G. Tzanis, C. Berberidis, I. Vlahavas, “A Novel Data Mining Approach for the Accurate Prediction of Translation Initiation Sites”, 7th International Symposium on Biological and Medical Data Analysis, Nicos Maglaveras et al. (Ed.), Springer-Verlag, pp. 92-103, Thessaloniki, Greece, 2006.
7th International Symposium on Biological and Medical Data Analysis, Nicos Maglaveras et al. (Ed.), Springer-Verlag, pp. 92-103, Thessaloniki, Greece, 2006.

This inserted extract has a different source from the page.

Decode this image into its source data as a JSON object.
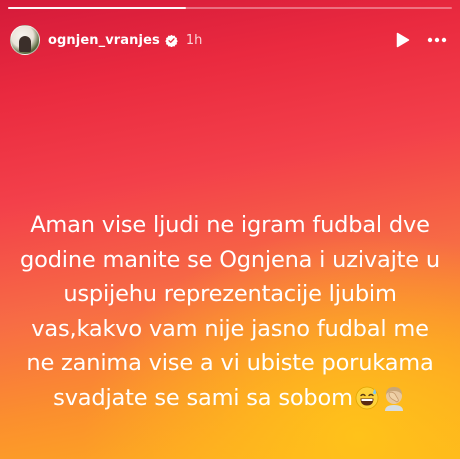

In an mRNA sequence, the prediction of the exact codon where the process of translation starts (Translation Initiation Site – TIS) is a particularly important problem. So far it has been tackled by several researchers that apply various statistical and machine learning techniques, achieving high accuracy levels, often over 90%. In this paper we propose a mahine learning approach that can further improve the prediction accuracy. First, we provide a concise review of the literature in this field. Then we propose a novel feature set. We perform extensive experiments on a publicly available, real world dataset for various vertebrate organisms using a variety of novel features and classification setups. We evaluate our results and compare them with a reference study and show that our approach that involves new features and a combination of the Ribosome Scanning Model with a meta-classifier shows higher accuracy in most cases.